My favorite part of a relationship was the end. The bullshit would cease and I’d get my life back. I loved the first trips to the grocery store where I’d only buy what I wanted and not have to catch hell for buying Miracle Whip instead of mayo. I loved the feeling of freedom at my own home instead of pulling up and feeling defeated and gross upon seeing the vehicle of the other person parked out front. I loved not having to worry about anyone’s treatment bill or work release fee. I loved not being criticized for how I dressed or cooked or shaved my legs. I loved not being accused of loving the dog more than I loved him.
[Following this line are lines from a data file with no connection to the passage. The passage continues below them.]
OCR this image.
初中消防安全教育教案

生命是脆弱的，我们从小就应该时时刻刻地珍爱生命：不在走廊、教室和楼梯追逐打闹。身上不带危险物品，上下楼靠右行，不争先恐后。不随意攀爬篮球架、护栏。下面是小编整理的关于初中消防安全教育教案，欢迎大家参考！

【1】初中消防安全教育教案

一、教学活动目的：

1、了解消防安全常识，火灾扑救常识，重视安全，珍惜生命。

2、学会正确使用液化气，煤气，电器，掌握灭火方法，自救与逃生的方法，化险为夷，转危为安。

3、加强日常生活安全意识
Ex2 once posed the question of who I would help first if we were on a sinking ship, him or the dog?
The only place you should ask questions you already know the answers to is a courtroom, dude.
It must be all the independence and freedom talk about July 4th that stirred all this up, because I’m experiencing something new with my current relationship: I feel independent. I don’t feel manipulated or controlled in the least. I feel truer to myself than any other point in my life. Be a grown-up, self-actualizing human and you’ll find a grown-up, self-actualizing human.
I giggled as I typed that tiny, simple-sounding sentence, knowing the almost 40 years of living packed into it, knowing the 20 year-old version of myself would have told me to f@ck off.
Be a grown-up, self-actualizing human. And get a dog. Always get a dog.